Part of the problem for gasoline is a glut of distillates. As reported by Reuters – U.S. refiners are stuck between meeting rising gasoline demand and the glut of supply in the lackluster diesel and jet fuel markets. Refiners cannot produce gasoline without making other products like diesel, commonly known as distillates. The coronavirus pandemic slashed demand by one-third worldwide, and so far, the gasoline use has rebounded faster than that of distillates. Refiners still have big stockpiles of diesel and other fuels and do not want to make more of those products due to poor margins.
Refiners have been running at around 80% utilization since the end of July, up from the spring, when the pandemic broke out, but still below usual levels. With summer driving season-ending, they are reluctant to boost output for the winter season, when gasoline demand declines.
Yet the risk is that gasoline demand may exceed expectations because we are coming from a lower bar. Gasoline demand should continue to rise despite the drop because of Hurricane Laura. If Congress gets together on another relief package, gasoline demand should spike. The odds are strong that we will see gasoline inventories tighten significantly in the coming weeks. Less, of course, the break we get as we say goodbye to the Summer Blends.

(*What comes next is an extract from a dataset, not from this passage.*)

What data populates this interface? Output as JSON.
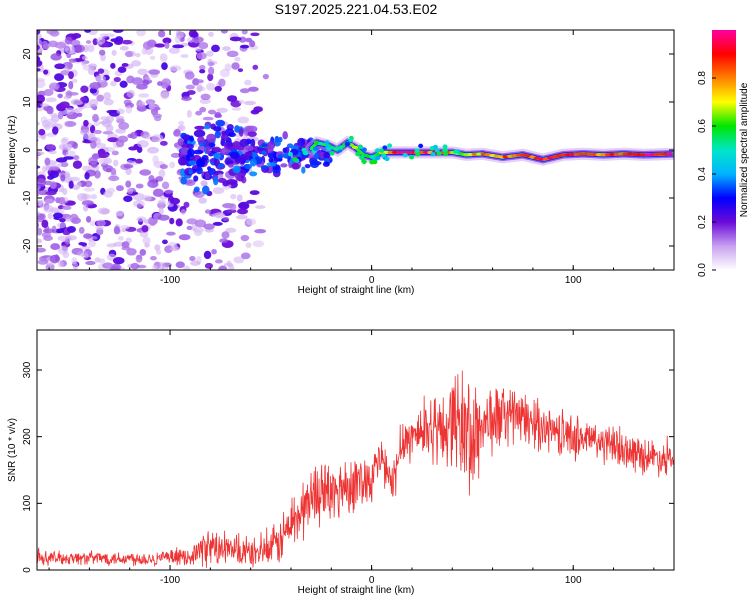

Oil inventories will tighten as well. I think many are going to find that even without the impact of Hurricane Laura, oil inventories would have fallen. While many are looking for a quick rebound in crude supply, I doubt that that is going to happen. So, unless stocks get really hammered next week, oil prices should recover somewhat next week. Still, a significant rebound may not occur until late September when we see some refiners start to come back online. Besides, the drop in the OPEC crude basket should scare OPEC into continued compliance with its historic production cut.
Russian Oil Minister Alex Novak said that Russia estimates global oil demand destruction at 9 to 10 million barrels of oil a day.
Reuters reports that Canada’s main crude-producing province, Alberta looks to use hydrogen to fuel the expansion of its oil sands without increasing emissions, even as Prime Minister Justin Trudeau promises decisive action against climate change, officials with the two governments said. Alberta will announce no later than October a strategy to develop “blue hydrogen” as a cleaner alternative to using natural gas to extract crude at steam-driven oil sands sites, Associate Minister of Natural Gas Dale Nally told Reuters in an interview. Deploying cleaner feedstock will allow Alberta to produce more oil without exceeding its 100 megatonne annual limit on provincial carbon emissions, Nally said. Hydrogen will allow us to continue to move the bar and reduce the carbon intensity of the oil sands until you get to a point where there is no difference in (greenhouse gases) in conventional oil and oil sands,” he said, adding that Alberta’s hydrogen plan is synchronized with Ottawa’s. Reducing the carbon intensity of the oil sands would allow of course more expansion.” Blue hydrogen is produced from natural gas, with the carbon byproduct captured and stored.
Natural gas is trying a comeback as the fundamentals in the long term look more bullish. In a short time, weather forecasts that shifted t0 warmer means we get to run our air conditioners for a few more weeks.
Have a safe and happy Labor Day. God Bless America!